AmResearch

Westports Holdings - Tariff hike not a done deal BUY

kiasutrader
Publish date: Mon, 10 Nov 2014, 09:54 AM

Westports held a conference call last Friday. The key takeaways are:-

1. The Transport Ministry’s decisions on whether to approve a container tariff hike proposal or if approved, the timing of the implementation, cannot yet be ascertained. The Port Klang Authority is happy with its proposals, but they are still in the hand of the ministry, which will deliberate on the matter. It remains status quo, with no certainty of an approval.

2. Westports expects growth from other routes to make up for the decline in container throughput emanating from the Asia-Africa route. The Ebola outbreak has resulted in the re-routing of cargo to and from Africa. For 3QFY14, container throughput from the Asia-Africa trade lane had declined by 0.4%, though still up by 22.6% for 9MFY14. Overall, it expects container throughput to grow by 9%-13% for FY14 and by 5%-10% for FY15. Our current assumption is an 8.3% growth rate.

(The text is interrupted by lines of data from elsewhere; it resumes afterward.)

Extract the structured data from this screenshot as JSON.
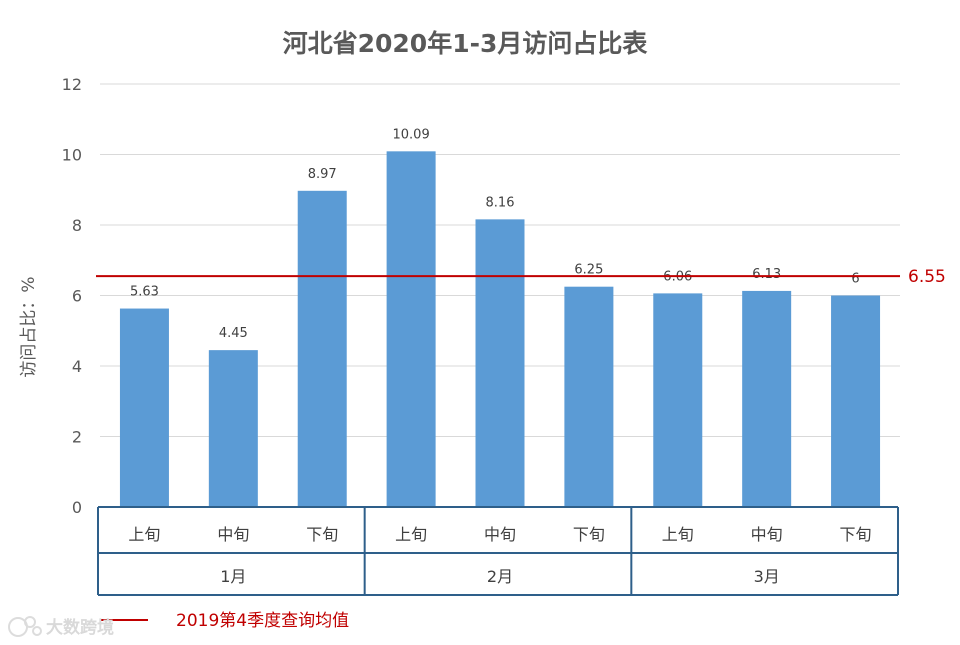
{
  "chart_data": {
    "type": "bar",
    "title": "河北省2020年1-3月访问占比表",
    "ylabel": "访问占比：%",
    "xlabel": "",
    "ylim": [
      0,
      12
    ],
    "yticks": [
      0,
      2,
      4,
      6,
      8,
      10,
      12
    ],
    "grid": true,
    "categories": [
      "上旬",
      "中旬",
      "下旬",
      "上旬",
      "中旬",
      "下旬",
      "上旬",
      "中旬",
      "下旬"
    ],
    "groups": [
      {
        "label": "1月",
        "count": 3
      },
      {
        "label": "2月",
        "count": 3
      },
      {
        "label": "3月",
        "count": 3
      }
    ],
    "series": [
      {
        "values": [
          5.63,
          4.45,
          8.97,
          10.09,
          8.16,
          6.25,
          6.06,
          6.13,
          6
        ],
        "labels": [
          "5.63",
          "4.45",
          "8.97",
          "10.09",
          "8.16",
          "6.25",
          "6.06",
          "6.13",
          "6"
        ],
        "color": "#5b9bd5"
      }
    ],
    "reference_line": {
      "value": 6.55,
      "label": "6.55",
      "legend": "2019第4季度查询均值",
      "color": "#c00000"
    },
    "legend_position": "bottom-left",
    "axis_color": "#2e5f8a",
    "grid_color": "#d9d9d9"
  },
  "watermark": {
    "text": "大数跨境",
    "icon": "logo-icon"
  }
}
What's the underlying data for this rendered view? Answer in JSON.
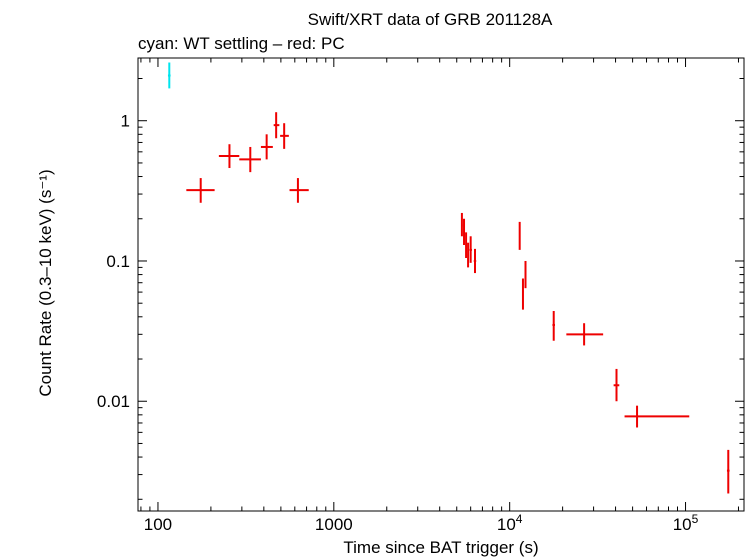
{
  "chart_data": {
    "type": "scatter",
    "title": "Swift/XRT data of GRB 201128A",
    "subtitle": "cyan: WT settling – red: PC",
    "xlabel": "Time since BAT trigger (s)",
    "ylabel": "Count Rate (0.3–10 keV) (s⁻¹)",
    "x_scale": "log",
    "y_scale": "log",
    "xlim": [
      77,
      215000
    ],
    "ylim": [
      0.00165,
      2.8
    ],
    "x_ticks": [
      {
        "value": 100,
        "label": "100"
      },
      {
        "value": 1000,
        "label": "1000"
      },
      {
        "value": 10000,
        "label": "10",
        "exp": "4"
      },
      {
        "value": 100000,
        "label": "10",
        "exp": "5"
      }
    ],
    "y_ticks": [
      {
        "value": 1,
        "label": "1"
      },
      {
        "value": 0.1,
        "label": "0.1"
      },
      {
        "value": 0.01,
        "label": "0.01"
      }
    ],
    "grid": false,
    "series": [
      {
        "color": "#00e5ee",
        "points": [
          {
            "x": 116,
            "xlo": 114,
            "xhi": 118,
            "y": 2.1,
            "ylo": 1.7,
            "yhi": 2.6
          }
        ]
      },
      {
        "color": "#ee0000",
        "points": [
          {
            "x": 175,
            "xlo": 145,
            "xhi": 210,
            "y": 0.32,
            "ylo": 0.26,
            "yhi": 0.39
          },
          {
            "x": 255,
            "xlo": 222,
            "xhi": 290,
            "y": 0.56,
            "ylo": 0.46,
            "yhi": 0.68
          },
          {
            "x": 335,
            "xlo": 290,
            "xhi": 385,
            "y": 0.53,
            "ylo": 0.43,
            "yhi": 0.65
          },
          {
            "x": 415,
            "xlo": 385,
            "xhi": 450,
            "y": 0.65,
            "ylo": 0.53,
            "yhi": 0.8
          },
          {
            "x": 470,
            "xlo": 455,
            "xhi": 490,
            "y": 0.93,
            "ylo": 0.75,
            "yhi": 1.15
          },
          {
            "x": 522,
            "xlo": 495,
            "xhi": 555,
            "y": 0.78,
            "ylo": 0.63,
            "yhi": 0.96
          },
          {
            "x": 625,
            "xlo": 560,
            "xhi": 720,
            "y": 0.32,
            "ylo": 0.26,
            "yhi": 0.39
          },
          {
            "x": 5350,
            "xlo": 5300,
            "xhi": 5400,
            "y": 0.18,
            "ylo": 0.15,
            "yhi": 0.22
          },
          {
            "x": 5500,
            "xlo": 5450,
            "xhi": 5550,
            "y": 0.16,
            "ylo": 0.13,
            "yhi": 0.2
          },
          {
            "x": 5650,
            "xlo": 5600,
            "xhi": 5700,
            "y": 0.13,
            "ylo": 0.105,
            "yhi": 0.16
          },
          {
            "x": 5800,
            "xlo": 5750,
            "xhi": 5850,
            "y": 0.11,
            "ylo": 0.09,
            "yhi": 0.135
          },
          {
            "x": 6000,
            "xlo": 5900,
            "xhi": 6100,
            "y": 0.12,
            "ylo": 0.097,
            "yhi": 0.15
          },
          {
            "x": 6350,
            "xlo": 6250,
            "xhi": 6450,
            "y": 0.1,
            "ylo": 0.082,
            "yhi": 0.122
          },
          {
            "x": 11400,
            "xlo": 11300,
            "xhi": 11500,
            "y": 0.15,
            "ylo": 0.12,
            "yhi": 0.19
          },
          {
            "x": 11900,
            "xlo": 11800,
            "xhi": 12000,
            "y": 0.06,
            "ylo": 0.045,
            "yhi": 0.075
          },
          {
            "x": 12300,
            "xlo": 12200,
            "xhi": 12400,
            "y": 0.08,
            "ylo": 0.064,
            "yhi": 0.1
          },
          {
            "x": 17800,
            "xlo": 17500,
            "xhi": 18100,
            "y": 0.035,
            "ylo": 0.027,
            "yhi": 0.044
          },
          {
            "x": 26500,
            "xlo": 21000,
            "xhi": 34000,
            "y": 0.03,
            "ylo": 0.025,
            "yhi": 0.036
          },
          {
            "x": 40500,
            "xlo": 39000,
            "xhi": 42000,
            "y": 0.013,
            "ylo": 0.01,
            "yhi": 0.017
          },
          {
            "x": 53000,
            "xlo": 45000,
            "xhi": 105000,
            "y": 0.0078,
            "ylo": 0.0065,
            "yhi": 0.0093
          },
          {
            "x": 175000,
            "xlo": 172000,
            "xhi": 178000,
            "y": 0.0032,
            "ylo": 0.0022,
            "yhi": 0.0045
          }
        ]
      }
    ]
  }
}
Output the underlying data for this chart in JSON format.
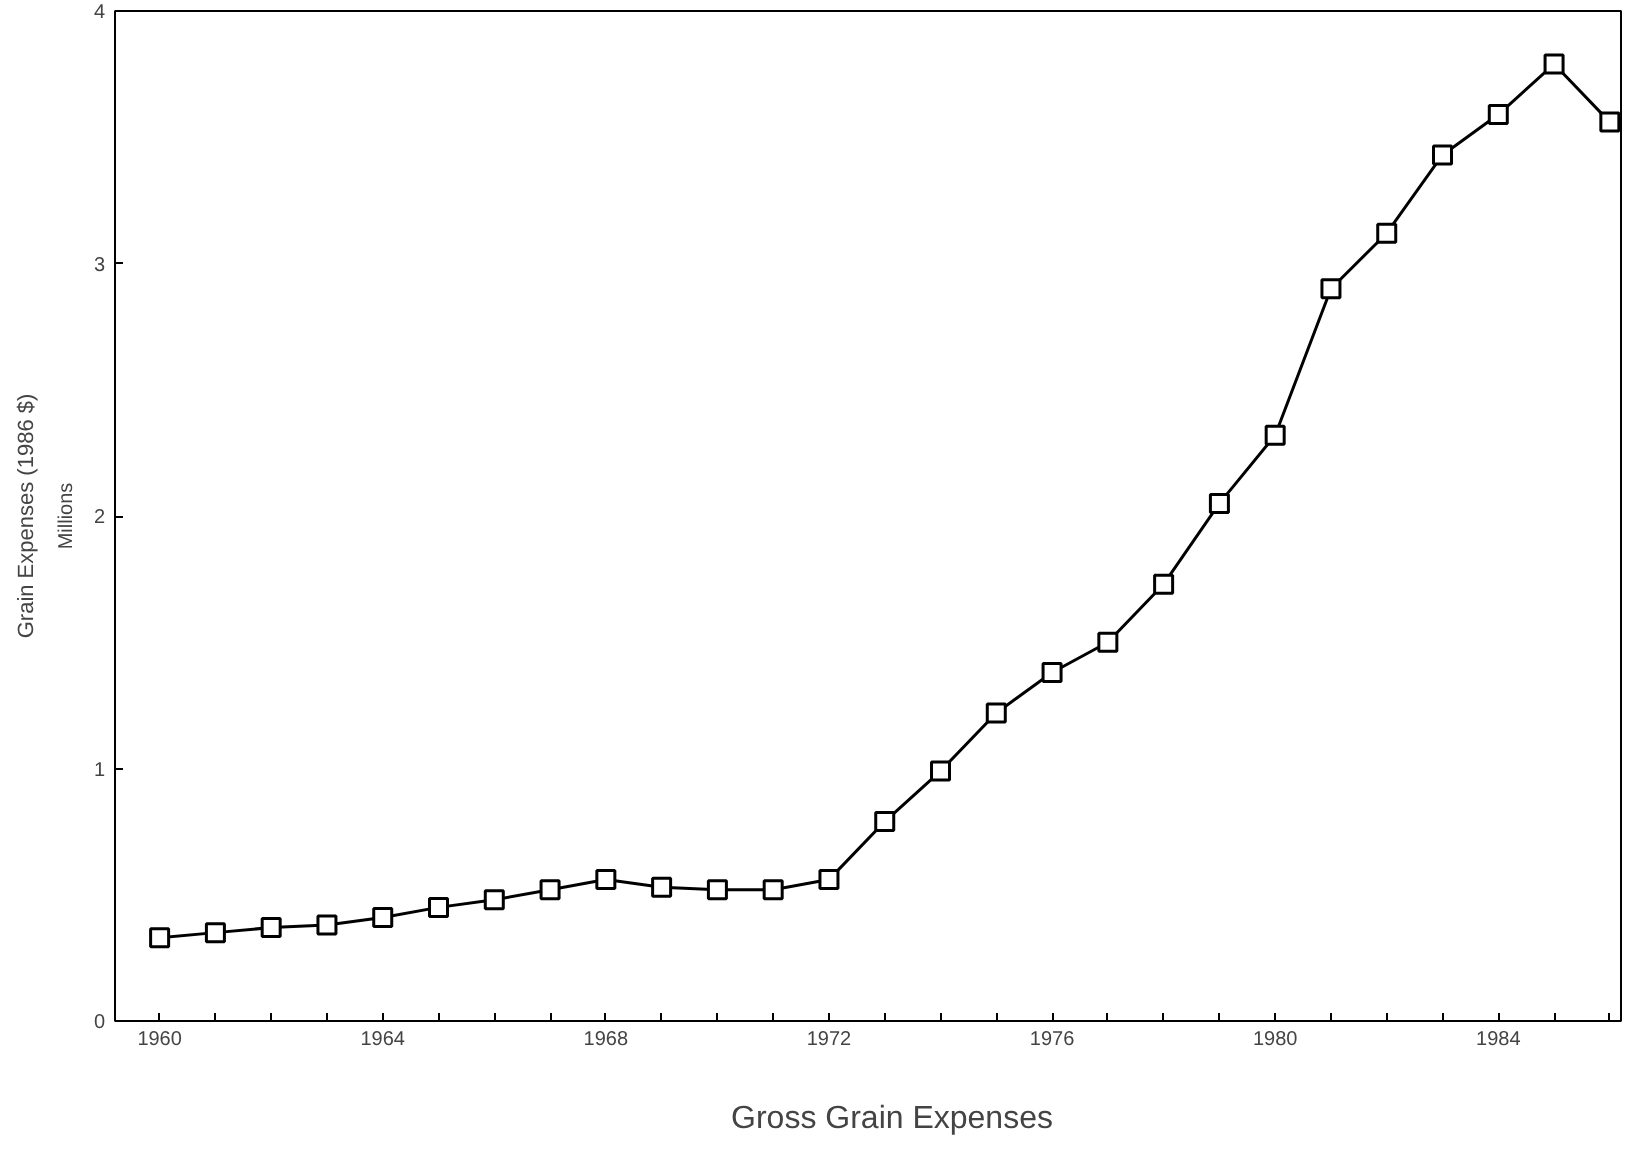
{
  "chart_data": {
    "type": "line",
    "ylabel": "Grain Expenses (1986 $)",
    "y2label": "Millions",
    "x": [
      1960,
      1961,
      1962,
      1963,
      1964,
      1965,
      1966,
      1967,
      1968,
      1969,
      1970,
      1971,
      1972,
      1973,
      1974,
      1975,
      1976,
      1977,
      1978,
      1979,
      1980,
      1981,
      1982,
      1983,
      1984,
      1985,
      1986
    ],
    "series": [
      {
        "name": "Gross Grain Expenses",
        "color": "#000000",
        "values": [
          0.33,
          0.35,
          0.37,
          0.38,
          0.41,
          0.45,
          0.48,
          0.52,
          0.56,
          0.53,
          0.52,
          0.52,
          0.56,
          0.79,
          0.99,
          1.22,
          1.38,
          1.5,
          1.73,
          2.05,
          2.32,
          2.9,
          3.12,
          3.43,
          3.59,
          3.79,
          3.56
        ]
      }
    ],
    "xlim": [
      1959.2,
      1986.2
    ],
    "ylim": [
      0,
      4
    ],
    "xticks": [
      1960,
      {
        "value": 1961,
        "label": null
      },
      {
        "value": 1962,
        "label": null
      },
      {
        "value": 1963,
        "label": null
      },
      1964,
      {
        "value": 1965,
        "label": null
      },
      {
        "value": 1966,
        "label": null
      },
      {
        "value": 1967,
        "label": null
      },
      1968,
      {
        "value": 1969,
        "label": null
      },
      {
        "value": 1970,
        "label": null
      },
      {
        "value": 1971,
        "label": null
      },
      1972,
      {
        "value": 1973,
        "label": null
      },
      {
        "value": 1974,
        "label": null
      },
      {
        "value": 1975,
        "label": null
      },
      1976,
      {
        "value": 1977,
        "label": null
      },
      {
        "value": 1978,
        "label": null
      },
      {
        "value": 1979,
        "label": null
      },
      1980,
      {
        "value": 1981,
        "label": null
      },
      {
        "value": 1982,
        "label": null
      },
      {
        "value": 1983,
        "label": null
      },
      1984,
      {
        "value": 1985,
        "label": null
      },
      {
        "value": 1986,
        "label": null
      }
    ],
    "yticks": [
      0,
      1,
      2,
      3,
      4
    ],
    "grid": false,
    "legend": "bottom",
    "marker": "square",
    "line_style": "solid"
  }
}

3. Its expects the effective tax rate to be at 12%-14% for FY14, under the five-year Investment Tax Allowance (ITA) that expires at year-end. It has applied for another 5-year rotation, which could lead to a slightly less than 20% rate for FY15F.It has a 12-month window to push for the incentive. If not obtained, the tax rate will revert to the corporate tax rate of 24%. We have assumed the rates at 16% for FY14, 18% for the next five years and at 24% beyond that. Assuming the rate at 24% from FY15F onwards, our fair value will drop by ~2% to RM3.33/share.

4. It reiterates its belief that the port will benefit from the Ocean Three (O3) Alliance, which will strengthen Westports as their shipping hub. Management says the alliance, which starts in January 2015, is expected to be aggressive with most efficient slot cost in the region. A 19,000 TEU vessel is expected to call at Westports in early December for more of a “promotional tour”.

5. The additional capacity of 3.8mil TEUs from CT8, which will be completed by mid-2017, comprises 1.26mil TEUs from additional cranes and 1.6mil TEUs from the new berths. The rollout of CT8 takes into account the formation of the O3 alliance.

We maintain our BUY call, with a DCF fair value of RM3.40/share. We believe the risks are skewed towards the upside given the potential container tariff hike.